A work friend recently unearthed a cache of alcohol hidden behind a wall in the kitchen of the house he just moved into. Apparently, the family dog leaned against it the right way - and presto: Booze!
There is apparently darn near a **bar **inside the wall, and he’s slowly trying to figure out what he has and what might or might not be salvageable - or valuable.
I’m thinking he needs some kind of website or calculation chart site that may be able to provide him info to make informed decisions. Neither of us has a clue as to whether or not any of the stuff is drinkable - hence the first question about the Crown Royal. He said the house was built in 1963, so a fair estimate is none of it is older than that. Maybe…
Well according to the Wikipedia entry for Crown Royal, it was created as a brand in 1939 by Seagram to commemorate Queen Elizabeth II’s royal visit to Canada, and not available outside of Canada until 1964.
Your location is in Indiana so the bottle isn’t likely to be any older than that, unless the former owner was in the habit of running from Indiana to Canada for hooch from 1940 through 1964.
As far as my experience goes, Crown Royal is generally treated as a mixer whiskey today, but of a variety of blended whiskey that is good enough to stand on its own - on a par with, say, Chivas Regal or Johnny Walker Black. It’s considered “Top Shelf” (premium) relative to other commonly available whiskeys, but is not expensive, rare or having any connoisseur or snob appeal like an old bottle of single malt scotch might. In today’s terms, figure it’s about $25 for a 750ml bottle (a “fifth”).
I’ve not heard of it spoken as a whiskey that’s “gone downhill” so I’d expect that to have been the case in 1964 as well. Reasonably good stuff that shows the person wasn’t just drinking to get blasted, but not valuable as in rare or show-off expensive.
This article says that spirits in sealed bottles should remain drinkable pretty much indefinitely.
Apparently there may be a market for some “collectable” older liquors, but as the author notes, the trouble is finding a buyer. You can’t sell liquor on eBay, for instance.
I have a pristine copy of Life Magazine, dated November 27, 1939. In it are lots of ads for hard liquour, unfortunately none of which give a price. In fact, the only ad in the magazine that does give this information is one for Studebaker, which you can see at this link.
The magazine is a fascinating document.
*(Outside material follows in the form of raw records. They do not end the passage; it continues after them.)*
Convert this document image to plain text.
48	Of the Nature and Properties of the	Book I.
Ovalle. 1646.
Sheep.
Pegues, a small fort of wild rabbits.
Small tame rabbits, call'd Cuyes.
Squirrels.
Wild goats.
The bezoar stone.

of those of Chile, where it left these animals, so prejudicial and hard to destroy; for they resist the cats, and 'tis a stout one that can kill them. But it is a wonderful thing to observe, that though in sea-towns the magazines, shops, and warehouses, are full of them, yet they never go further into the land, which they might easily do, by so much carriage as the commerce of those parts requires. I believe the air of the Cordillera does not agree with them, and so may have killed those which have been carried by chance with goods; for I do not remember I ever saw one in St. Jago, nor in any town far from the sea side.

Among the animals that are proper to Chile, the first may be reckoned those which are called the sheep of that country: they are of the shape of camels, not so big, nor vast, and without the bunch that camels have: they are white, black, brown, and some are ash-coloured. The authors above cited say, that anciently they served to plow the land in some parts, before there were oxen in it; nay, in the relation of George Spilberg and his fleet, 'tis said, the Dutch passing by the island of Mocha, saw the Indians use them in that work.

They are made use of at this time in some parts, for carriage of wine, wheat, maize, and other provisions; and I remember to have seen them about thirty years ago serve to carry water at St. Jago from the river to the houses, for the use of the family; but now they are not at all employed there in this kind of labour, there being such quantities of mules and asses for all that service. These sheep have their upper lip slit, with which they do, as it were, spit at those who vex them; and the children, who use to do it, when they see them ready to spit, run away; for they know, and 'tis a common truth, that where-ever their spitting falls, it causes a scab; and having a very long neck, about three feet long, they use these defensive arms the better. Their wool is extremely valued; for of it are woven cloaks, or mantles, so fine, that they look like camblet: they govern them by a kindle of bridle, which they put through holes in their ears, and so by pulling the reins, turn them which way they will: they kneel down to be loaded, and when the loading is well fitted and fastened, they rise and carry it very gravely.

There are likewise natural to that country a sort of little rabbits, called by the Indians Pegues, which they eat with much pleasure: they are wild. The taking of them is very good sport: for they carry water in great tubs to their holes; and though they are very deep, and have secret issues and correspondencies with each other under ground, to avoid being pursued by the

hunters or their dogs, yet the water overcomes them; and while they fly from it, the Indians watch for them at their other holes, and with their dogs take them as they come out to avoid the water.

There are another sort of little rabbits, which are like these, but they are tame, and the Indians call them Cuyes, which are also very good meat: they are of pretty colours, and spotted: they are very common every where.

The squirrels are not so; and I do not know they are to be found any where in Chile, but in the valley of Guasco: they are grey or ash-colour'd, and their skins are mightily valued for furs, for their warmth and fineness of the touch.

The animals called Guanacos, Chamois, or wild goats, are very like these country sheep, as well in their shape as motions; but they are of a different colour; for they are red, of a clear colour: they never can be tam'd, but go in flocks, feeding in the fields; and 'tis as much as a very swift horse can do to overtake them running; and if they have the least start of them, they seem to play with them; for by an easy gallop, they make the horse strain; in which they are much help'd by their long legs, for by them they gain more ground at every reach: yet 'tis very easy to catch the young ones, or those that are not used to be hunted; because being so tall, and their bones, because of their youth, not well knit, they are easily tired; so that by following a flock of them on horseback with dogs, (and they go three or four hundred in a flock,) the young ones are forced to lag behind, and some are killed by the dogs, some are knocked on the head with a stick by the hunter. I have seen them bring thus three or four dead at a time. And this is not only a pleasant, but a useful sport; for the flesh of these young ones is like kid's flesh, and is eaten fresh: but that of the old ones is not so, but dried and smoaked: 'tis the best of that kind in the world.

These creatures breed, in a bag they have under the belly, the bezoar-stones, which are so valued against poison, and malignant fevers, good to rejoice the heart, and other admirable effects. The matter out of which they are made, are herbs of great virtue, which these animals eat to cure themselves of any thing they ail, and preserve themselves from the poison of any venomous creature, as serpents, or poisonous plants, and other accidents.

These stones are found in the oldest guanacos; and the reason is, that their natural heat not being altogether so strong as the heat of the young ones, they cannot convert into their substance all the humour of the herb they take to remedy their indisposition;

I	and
One of the featured articles is a photo essay showing photographs taken from a German bomber of a bombing raid over the Firth of Forth. Good views of bombs exploding very close to several British naval ships.
According to a New York Times ad from December 1939, whiskey was selling for between $1.29 to $5.25 per quart (the latter was a 14-year-old rye; rye was by far the most popular whiskey back then).
Seagram’s Crown Royal doesn’t appear in ads until the end of 1963, and those say it is now available in the US for the first time. Nothing with a definite price, but an ad from 1966 refers to it as costing “about $9.00 a fifth.”
I’m not surprised; I’d suspect one would be far more likely to be able to find ads with prices of liquor in local newspapers (the ads having been placed by liquor stores).
thanks, all for the info. i’ll see if i can get some pix from him.
i chose 1939 because i thought crown royal was started in that year when i was doing some quickie, half-baked research on company time yesterday. we were curious about how much a bottle might have gone for at the time, vs what it costs now.
I just had an experience like this, only the liquor wasn’t hidden. When my grandmother recently moved to assisted living we cleaned out her house and I took my grandfather’s whisky from the kitchen.
These included two unopened bottles of V.O. from the early 80s and an unopened bottle of Crown Royal from 1971.
These have proved to be perfectly serviceable and are being slowly consumed at my home in Northern Virginia.